Unfortunately, the diskgroup is now in an ‘IMBALANCED’ state. The imbalance, will may cause misinformation or at least implied misinformation to be presented. This recently occurred in a production environment for one of our customer’s most important databases. The +ASM diskgroup via sqlplus and asmcmd showed more than 140Gb of free space, in a 4Tb DATA diskgroup. However, when attempting to extend an existing table or create a new tablespace, the following errors were returned:
ORA-17502: ksfdcre:4 Failed to create file +DATA
ORA-15041: diskgroup “DATA” space exhausted
So how could this be? Both the +ASM instance and asmcmd clearly showed plenty of free space! Here’s an excerpt from the Oracle documentation, (I added formatting for emphasis):
- TOTAL_MB is the total usable capacity of a disk group in megabytes. The calculations for data in this column take the disk header overhead into consideration. The disk header overhead depends on the number of ASM disks and ASM files. This value is typically about 1% of the total raw storage capacity. For example, if the total LUN capacity provisioned for ASM is 100 GB, then the value in the TOTAL_MB column would be about 99 GB.
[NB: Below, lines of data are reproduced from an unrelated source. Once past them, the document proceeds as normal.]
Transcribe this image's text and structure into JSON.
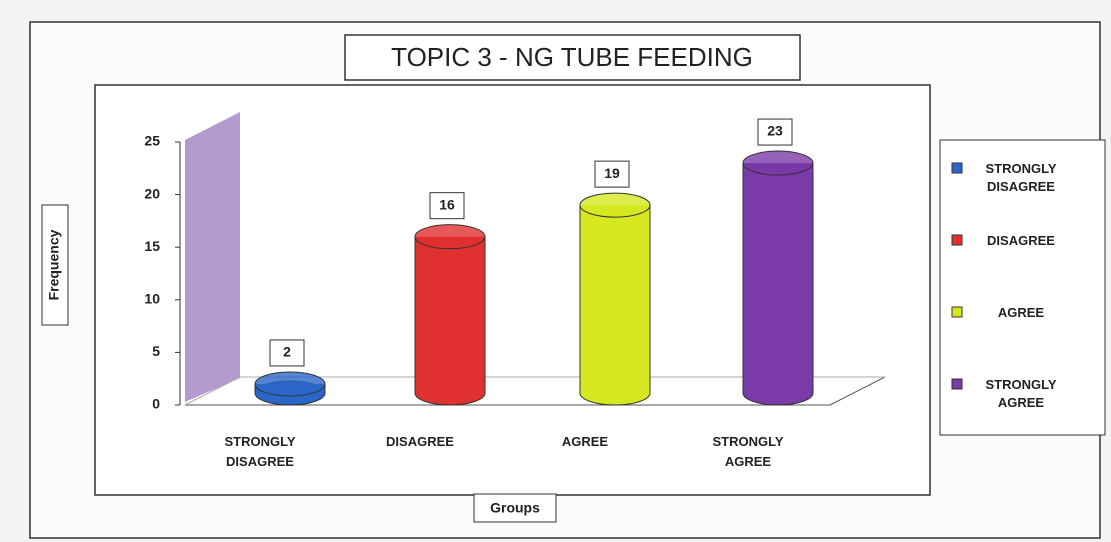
{
  "chart_data": {
    "type": "bar",
    "title": "TOPIC 3 - NG TUBE FEEDING",
    "x_label": "Groups",
    "y_label": "Frequency",
    "categories": [
      "STRONGLY DISAGREE",
      "DISAGREE",
      "AGREE",
      "STRONGLY AGREE"
    ],
    "values": [
      2,
      16,
      19,
      23
    ],
    "colors": [
      "#2a66c8",
      "#e03030",
      "#d6e820",
      "#7a3aa8"
    ],
    "ylim": [
      0,
      25
    ],
    "yticks": [
      0,
      5,
      10,
      15,
      20,
      25
    ],
    "legend": "right"
  }
}
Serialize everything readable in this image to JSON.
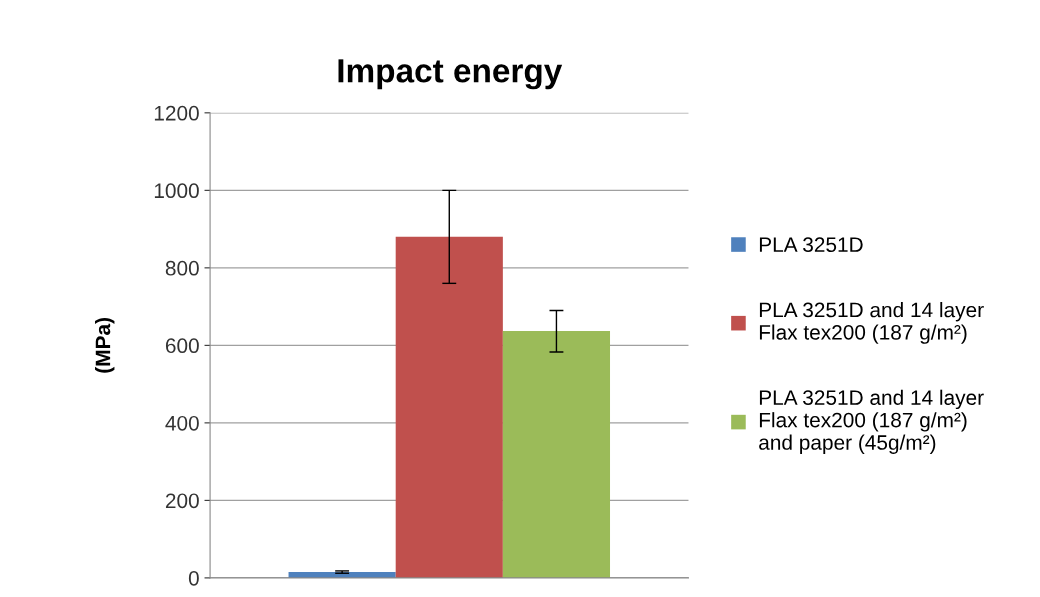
{
  "chart_data": {
    "type": "bar",
    "title": "Impact energy",
    "ylabel": "(MPa)",
    "categories": [
      null
    ],
    "series": [
      {
        "name": "PLA 3251D",
        "color": "#4f81bd",
        "values": [
          15
        ],
        "errors": [
          3
        ]
      },
      {
        "name": "PLA 3251D and 14 layer\nFlax tex200 (187 g/m²)",
        "color": "#c0504d",
        "values": [
          880
        ],
        "errors": [
          [
            760,
            1000
          ]
        ]
      },
      {
        "name": "PLA 3251D and 14 layer\nFlax tex200 (187 g/m²)\nand paper (45g/m²)",
        "color": "#9bbb59",
        "values": [
          637
        ],
        "errors": [
          [
            583,
            690
          ]
        ]
      }
    ],
    "ylim": [
      0,
      1200
    ],
    "yticks": [
      0,
      200,
      400,
      600,
      800,
      1000,
      1200
    ],
    "grid": "y",
    "legend": "right"
  }
}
- FREE_MB is the unused capacity of the disk group in megabytes, without considering any data imbalance. Therefore, there may be situations where the value in the FREE_MB column shows unused capacity but because one of the ASM disks is full, database writes fail because of the imbalance in the disk group. Make sure that you initiate a manual rebalance to force even data distribution which results in an accurate presentation of the values in the FREE_MB column.
How can we tell if we have disk imbalance in a +ASM diskgroup, as this is not something we monitor for? The attached sql file asm_imbalance.sql will report imbalance. Simply supply the diskgroup name when prompted. Below is sample out from the script:
SYS@+ASM>select max(free_mb) biggest, min(free_mb) lowest, avg(free_mb) AVG,
2 trunc(GREATEST ((avg(free_mb)*100/max(free_mb)),(min(free_mb)*100/avg(free_mb))),2)||’%’ as balanced,
3 trunc(100-(GREATEST ((avg(free_mb)*100/max(free_mb)),(min(free_mb)*100/avg(free_mb)))),2)||’%’ as imbalanced
4 from v$asm_disk
5 where group_number in
6 (select group_number from v$asm_diskgroup where name = upper(‘&DG’));
Enter value for dg: DATA
BIGGEST LOWEST AVG BALANC IMBALA
———- ———- ——— —— ——
73280 54524 69863 95.33% 4.66%
One would think 4.66% is a tolerable amount. However, in a 4Tb database 4.66% is 190Gb. While the database and asmcmd reported 140Gb free space in the diskgroup, which was technically accurate, refer to the portion of FREE_MB description: , without considering any data imbalance. So because one of the disks was actually full, due to the data imbalance, database writes failed because of the imbalance in the disk group.
Follow up action for all DBA’s
The imbalance experienced here was extremely rare, however, it’s important to understand, this diskgroup WAS CURRENTLY using consistent sizes. The diskgroup was made of 8 x 512Gb disks. It was not, however, always that way. Prior to January 2016, the diskgroup consisted of multiple different sizes. It’s also important to mention the last sentence under FREE_MB is NOT entirely accurate: Make sure that you initiate a manual rebalance to force even data distribution which results in an accurate presentation of the values in the FREE_MB column.